Fashion

Global luxury slowdown impacts Lanvin Group's H1 results


Lanvin Group with Lanvin, Wolford, Sergio Rossi, St. John and Caruso in its portfolio of brands, generated revenue of 171 million euros, a 20 percent decrease versus the prior year.

The company said that the main drivers of revenue decline were global market softness coupled with a struggling wholesale market.

The group expects a challenging second half of 2024, but plans to remain proactive in its cost-reduction and operating efficiency efforts.

Commenting on the first half trading, Zhen Huang, chairman of Lanvin Group, said in a statement: “We faced a tumultuous market in the first half of 2024. While we anticipate this will continue for the near-term, we remain committed to the long-term growth of our group and our path to profitability.”

Highlights of Lanvin Group’s operational performance

DTC channel revenue decreased by 14 percent and wholesale revenue by 30 percent and other revenue comprising royalty and clearance income decreased 15 percent due to Lanvin’s reduction of clearance inventory.

The company’s regional revenue declined in EMEA by 27 percent and Greater China at 24 percent with Asia excluding Greater China decreasing by 7 percent, and North America by 11 percent.

Gross profit for the period declined to 98 million euros, representing a 58 percent margin, contribution profit was negative 7 million euros and adjusted EBITDA for the group declined to negative 42 million euros.

“Struggles in the wholesale channel compounded the issues of a softening global luxury market, in the first half of 2024. We spent much of the first half committed to our marketing plan, but also prioritised rationalising our cost base to fit the current market environment,” added Eric Chan, CEO of Lanvin Group.

Lanvin Group’s results across brand segments

Lanvin brand’s revenue decreased to 48 million euros, mainly due to a slowdown in global luxury consumption coupled with a challenging wholesale market.
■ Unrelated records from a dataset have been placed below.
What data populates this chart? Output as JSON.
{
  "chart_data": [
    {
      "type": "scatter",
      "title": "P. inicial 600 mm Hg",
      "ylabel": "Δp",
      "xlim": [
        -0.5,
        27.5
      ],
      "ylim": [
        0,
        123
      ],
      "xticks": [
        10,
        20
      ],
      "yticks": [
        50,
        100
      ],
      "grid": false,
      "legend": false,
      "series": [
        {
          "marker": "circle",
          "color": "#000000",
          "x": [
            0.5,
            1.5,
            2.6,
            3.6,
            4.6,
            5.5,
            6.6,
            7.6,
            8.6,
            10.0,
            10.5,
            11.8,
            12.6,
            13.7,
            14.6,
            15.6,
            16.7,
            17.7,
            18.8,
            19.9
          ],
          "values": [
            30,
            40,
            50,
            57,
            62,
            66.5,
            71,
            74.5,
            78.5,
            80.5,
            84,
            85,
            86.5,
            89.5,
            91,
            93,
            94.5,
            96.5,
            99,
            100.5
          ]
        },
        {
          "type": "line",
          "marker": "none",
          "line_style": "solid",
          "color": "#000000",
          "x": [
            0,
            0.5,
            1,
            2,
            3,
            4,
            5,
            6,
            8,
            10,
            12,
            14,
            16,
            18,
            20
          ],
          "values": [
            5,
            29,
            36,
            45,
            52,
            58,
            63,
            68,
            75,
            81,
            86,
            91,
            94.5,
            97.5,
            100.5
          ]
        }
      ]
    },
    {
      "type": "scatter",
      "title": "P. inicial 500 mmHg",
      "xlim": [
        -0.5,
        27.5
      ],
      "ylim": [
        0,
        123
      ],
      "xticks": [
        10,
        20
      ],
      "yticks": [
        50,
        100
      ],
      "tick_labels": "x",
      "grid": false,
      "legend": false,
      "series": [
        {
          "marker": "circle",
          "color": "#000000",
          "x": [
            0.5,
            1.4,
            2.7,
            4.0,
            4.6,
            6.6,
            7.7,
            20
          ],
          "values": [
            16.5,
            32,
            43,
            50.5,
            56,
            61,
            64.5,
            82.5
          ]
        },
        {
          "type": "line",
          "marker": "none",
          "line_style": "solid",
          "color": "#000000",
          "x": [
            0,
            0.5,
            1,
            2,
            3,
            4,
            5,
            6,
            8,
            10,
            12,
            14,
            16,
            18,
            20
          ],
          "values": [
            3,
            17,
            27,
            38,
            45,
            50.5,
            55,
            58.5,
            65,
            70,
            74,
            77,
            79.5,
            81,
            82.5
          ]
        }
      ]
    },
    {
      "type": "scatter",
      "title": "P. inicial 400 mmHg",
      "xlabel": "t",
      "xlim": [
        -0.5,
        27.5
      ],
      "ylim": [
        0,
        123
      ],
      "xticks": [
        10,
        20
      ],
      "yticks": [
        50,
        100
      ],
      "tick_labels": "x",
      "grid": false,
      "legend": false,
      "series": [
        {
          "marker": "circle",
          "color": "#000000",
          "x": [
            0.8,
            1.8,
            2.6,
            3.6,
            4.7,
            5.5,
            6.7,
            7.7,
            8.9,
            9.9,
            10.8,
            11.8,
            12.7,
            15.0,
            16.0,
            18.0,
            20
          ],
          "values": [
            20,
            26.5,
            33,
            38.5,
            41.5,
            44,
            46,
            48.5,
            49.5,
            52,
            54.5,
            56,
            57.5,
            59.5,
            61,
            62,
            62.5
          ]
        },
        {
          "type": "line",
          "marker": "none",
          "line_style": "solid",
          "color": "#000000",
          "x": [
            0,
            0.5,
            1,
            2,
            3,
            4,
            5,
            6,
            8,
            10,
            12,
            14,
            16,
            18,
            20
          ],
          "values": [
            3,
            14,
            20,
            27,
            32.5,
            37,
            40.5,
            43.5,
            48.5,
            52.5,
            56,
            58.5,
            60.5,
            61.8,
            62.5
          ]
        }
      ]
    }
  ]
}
Retail including boutique and outlet was down 3 percent, while the overall DTC channel declined by 10 percent; and wholesale by 23 percent.

Globally, EMEA saw the largest decrease at 21 percent, driven by a decrease in European wholesale receipts. North America and APAC declined by 9 percent with Greater China at 14 percent; while APAC excluding Greater China generated positive 9 percent growth.

Wolford brand revenue declined by 28 percent to 43 million euros mainly driven by integration issues with its new logistics provider that resulted in significant delays in shipments. Additionally, the challenging wholesale market in Europe also impacted revenue. On a channel-basis, DTC decreased by 14 percent and wholesale by 53 percent. Geographically, EMEA saw the largest decrease at 34 percent, North America by 10 percent, and APAC by 24 percent with Greater China seeing a 20 percent decline.

Sergio Rossi revenue declined to 20 million euros or by 38 percent. The brand had a 49 percent decline in its largest market, EMEA, and 22 percent in APAC with Greater China decreasing by 34 percent. The DTC channel was down 17 percent overall and ecommerce by 2 percent. Wholesale, which includes third-party production, decreased by 60 percent.

Revenue at St. John decreased to 40 million euros or a decline of 14 percent. Ecommerce declined by 15 percent; and wholesale by 13 percent. North America decreased by 10 percent, while APAC was down 46 percent.

Caruso maintained flat revenue with a 1 percent decline. Caruso’s Maisons business, its third-party production unit showed some softness, but it was offset by its proprietary Caruso brand business which grew by 21 percent with strong sales of its ready-to-wear and made-to-measure products.